Using pandas to read in large tab delimited file

使用 Pandas 读取大的制表符分隔文件

df = pd.read_csv(file_path, sep='\t', encoding='latin 1', dtype = str, keep_default_na=False, na_values='')

The problem is that there are 200 columns and the 3rd column is text with occasional newline characters. The text is not delimited with any special characters. These lines get chopped into multiple lines with data going into the wrong columns.

问题是有 200 列,第 3 列是偶尔带有换行符的文本。文本没有用任何特殊字符分隔。这些行被分成多行,数据进入错误的列。

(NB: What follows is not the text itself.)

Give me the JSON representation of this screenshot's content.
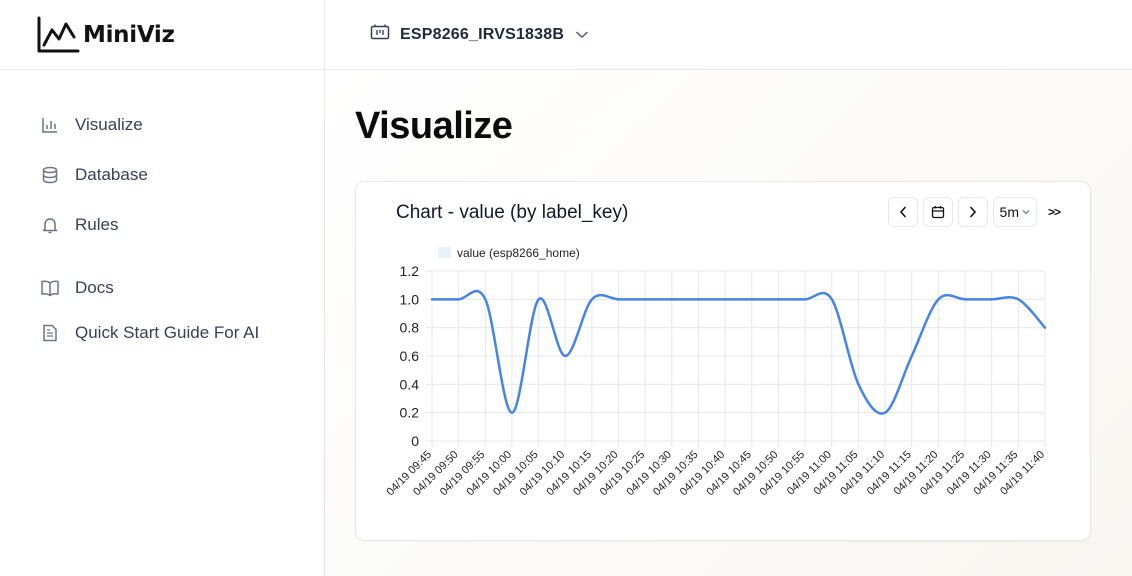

There are a fixed number of tabs in each line - that is all I have to go on.

每行都有固定数量的选项卡 - 这就是我所要做的。

回答by piRSquared

The idea is to use regex to find all instances of stuff separated by a given number of tabs and ending in a newline. Then take all that and create a dataframe.

这个想法是使用正则表达式来查找由给定数量的制表符分隔并以换行符结尾的所有内容实例。然后采取所有这些并创建一个数据框。

import pandas as pd
import re

def wonky_parser(fn):
    txt = open(fn).read()
    #                          This is where I specified 8 tabs
    #                                        V
    preparse = re.findall('(([^\t]*\t[^\t]*){8}(\n|\Z))', txt)
    parsed = [t[0].split('\t') for t in preparse]
    return pd.DataFrame(parsed)

Pass a filename to the function and get your dataframe back.

将文件名传递给函数并取回数据帧。

回答by Prakash Palnati

name your third column

命名你的第三列

df.columns.values[2] = "some_name"

and use converters to pass your function.

并使用转换器来传递您的功能。

pd.read_csv("foo.csv", sep='\t', encoding='latin 1', dtype = str, keep_default_na=False, converters={'some_name':lambda x:x.replace('/n','')})

you could use any manipulating function which works for you under lambda.

您可以在 lambda 下使用任何适合您的操作函数。